Let’s face it, putting your kid down for bed can be downright stressful sometimes, especially at the end of a long day. You just want some much needed decompression time, but your kid doesn’t want the day to be over. Commence the power struggle. It’s hard, but with just a little change in our perspective (and delivery), bedtime routines can become a lot more pleasant for everyone.

Shelly Miller, who goes by @theteachermama on Instagram, shared an eye-opening reel that shows examples of ineffective versus effective ways to handle bedtime.

Ineffective bedtime methods

First, she demonstrated ineffective methods (while noticeably on her phone during most of the examples):

  • Not intentional (“Hey, bedtime. Pajamas, now.”)
  • Repetitive (“Hey, I said bedtime. Up the stairs. Come on.”)
  • Passive (“Guys, stop wrestling. No. Jammies, come on.”)
  • Distracted (“Hey, why are you chasing each other? Okay, go brush your teeth.”)
  • Uninvolved (“Why is there water everywhere?”)
  • Disconnected (“Do not run away from me again. In your bed, now.”)
  • Reactive (“Hey, back in your bed!”)

Effective bedtime methods

Next, she shared effective methods:

  • Prepared (takes out toothbrushes, hair brush, toothpaste, etc)
  • Engaged and present (“Hey, watcha buildin’? Ooh cool. Okay, it is bedtime, so can you find a stopping point, please? Okay, let’s go. Come on.”)
  • Active (“Okay come on in. Hey, should we have a song on or do you want to tell jokes while we get ready?”)
  • Motivating and forward momentum (“Oh my goodness, your bed looks so cozy. Okay, I’m going to go snuggle in there. I’m going to start reading in one moment.”)
  • Connected (“Okay, it’s time for mama to go. Would it help if I came and checked in on you in a few minutes? Okay, I’ll see you in a few minutes. Love you.”)

In her caption, Miller added some disclaimers to let families know these are just examples and to do what feels right for your family, writing:

1. These videos are examples of AN effective way to handle bedtime routine, not a formula for THE way to handle bedtime routine. There are as many good ways to do it as there are parents.

2. Children are different.
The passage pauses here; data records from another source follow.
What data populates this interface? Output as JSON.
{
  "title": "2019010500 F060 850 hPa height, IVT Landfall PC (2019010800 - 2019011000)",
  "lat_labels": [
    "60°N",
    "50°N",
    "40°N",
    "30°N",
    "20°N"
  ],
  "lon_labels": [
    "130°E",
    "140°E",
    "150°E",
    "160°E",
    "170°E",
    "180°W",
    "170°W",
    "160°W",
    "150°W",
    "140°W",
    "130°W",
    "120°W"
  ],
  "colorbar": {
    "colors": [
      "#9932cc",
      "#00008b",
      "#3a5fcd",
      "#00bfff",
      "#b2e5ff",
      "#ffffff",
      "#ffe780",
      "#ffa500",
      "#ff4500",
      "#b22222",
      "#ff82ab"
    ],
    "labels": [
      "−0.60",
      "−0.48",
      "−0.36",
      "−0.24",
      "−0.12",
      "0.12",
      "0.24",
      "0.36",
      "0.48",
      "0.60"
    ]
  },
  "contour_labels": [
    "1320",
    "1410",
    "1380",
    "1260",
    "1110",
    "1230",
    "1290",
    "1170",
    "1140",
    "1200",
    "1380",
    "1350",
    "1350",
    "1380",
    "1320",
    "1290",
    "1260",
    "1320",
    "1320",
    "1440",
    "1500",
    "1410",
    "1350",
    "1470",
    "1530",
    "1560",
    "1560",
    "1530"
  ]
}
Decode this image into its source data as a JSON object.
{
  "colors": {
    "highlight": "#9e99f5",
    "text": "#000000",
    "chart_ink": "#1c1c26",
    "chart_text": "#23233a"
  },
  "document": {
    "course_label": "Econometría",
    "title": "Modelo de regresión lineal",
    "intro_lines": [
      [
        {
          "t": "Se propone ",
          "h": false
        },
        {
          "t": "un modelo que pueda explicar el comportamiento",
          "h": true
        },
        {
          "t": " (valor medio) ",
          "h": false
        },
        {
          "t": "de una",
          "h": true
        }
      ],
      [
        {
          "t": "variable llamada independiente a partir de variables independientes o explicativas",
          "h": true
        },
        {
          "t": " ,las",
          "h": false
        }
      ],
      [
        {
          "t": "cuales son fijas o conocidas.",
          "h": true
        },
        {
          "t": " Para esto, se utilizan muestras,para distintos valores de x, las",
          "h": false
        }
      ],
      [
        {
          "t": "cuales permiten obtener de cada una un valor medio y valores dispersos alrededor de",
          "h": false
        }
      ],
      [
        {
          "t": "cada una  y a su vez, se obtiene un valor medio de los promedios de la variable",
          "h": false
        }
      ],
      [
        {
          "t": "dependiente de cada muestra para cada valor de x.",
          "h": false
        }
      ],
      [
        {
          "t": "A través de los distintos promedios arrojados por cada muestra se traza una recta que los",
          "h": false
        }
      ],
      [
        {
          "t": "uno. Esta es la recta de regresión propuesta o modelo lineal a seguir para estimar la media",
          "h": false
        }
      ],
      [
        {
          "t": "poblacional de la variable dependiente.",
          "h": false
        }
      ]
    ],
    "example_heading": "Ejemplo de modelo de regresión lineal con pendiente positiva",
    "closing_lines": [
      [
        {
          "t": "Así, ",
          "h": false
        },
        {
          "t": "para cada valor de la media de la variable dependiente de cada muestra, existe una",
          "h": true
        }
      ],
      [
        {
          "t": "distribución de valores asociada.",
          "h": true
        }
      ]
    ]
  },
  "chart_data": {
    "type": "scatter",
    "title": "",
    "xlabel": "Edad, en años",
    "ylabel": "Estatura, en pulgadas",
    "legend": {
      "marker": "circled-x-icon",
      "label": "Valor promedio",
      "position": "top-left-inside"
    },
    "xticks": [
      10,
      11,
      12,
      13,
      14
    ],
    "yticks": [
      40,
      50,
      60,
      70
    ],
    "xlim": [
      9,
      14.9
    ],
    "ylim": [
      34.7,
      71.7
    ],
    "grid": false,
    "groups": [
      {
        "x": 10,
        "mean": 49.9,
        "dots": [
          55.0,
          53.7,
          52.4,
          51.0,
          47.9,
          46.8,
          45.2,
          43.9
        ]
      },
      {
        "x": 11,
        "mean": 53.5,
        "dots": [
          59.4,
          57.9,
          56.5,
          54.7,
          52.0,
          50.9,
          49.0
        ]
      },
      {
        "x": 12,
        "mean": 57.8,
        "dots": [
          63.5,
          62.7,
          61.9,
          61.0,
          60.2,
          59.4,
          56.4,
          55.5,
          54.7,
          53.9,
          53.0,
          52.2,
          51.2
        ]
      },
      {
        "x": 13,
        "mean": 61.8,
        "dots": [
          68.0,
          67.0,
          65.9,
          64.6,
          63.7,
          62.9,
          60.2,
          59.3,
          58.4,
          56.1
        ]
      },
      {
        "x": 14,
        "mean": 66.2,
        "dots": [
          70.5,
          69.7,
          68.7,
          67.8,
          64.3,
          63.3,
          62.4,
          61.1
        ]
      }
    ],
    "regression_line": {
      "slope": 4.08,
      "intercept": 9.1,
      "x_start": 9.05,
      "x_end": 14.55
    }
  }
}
Being present, engaged, and connected with your child might look different than what is shown here. 

3. If your child isn’t struggling with bedtime, then you’ve already found an effective approach.

4. If your child is struggling with bedtime, then consider how the bigger principles shown here might look for your family.

5. An effective bedtime routine does not eliminate all the hard moments. Sometimes bedtime is just flippin exhausting and difficult no matter what you do.

6. If bedtime routine is a fight every night, there’s a good chance you need to start the whole thing a bit earlier. Overtiredness and urgency always cause problems.

At the end of the day, I’ve found that increasing my active, positive support and supervision is the surest way to resolve bedtime battles.

Will these tools make your bedtime struggles magically disappear right away? Probably not. But being mindful, present, engaging, and proactive with our kiddos is always beneficial in the long run.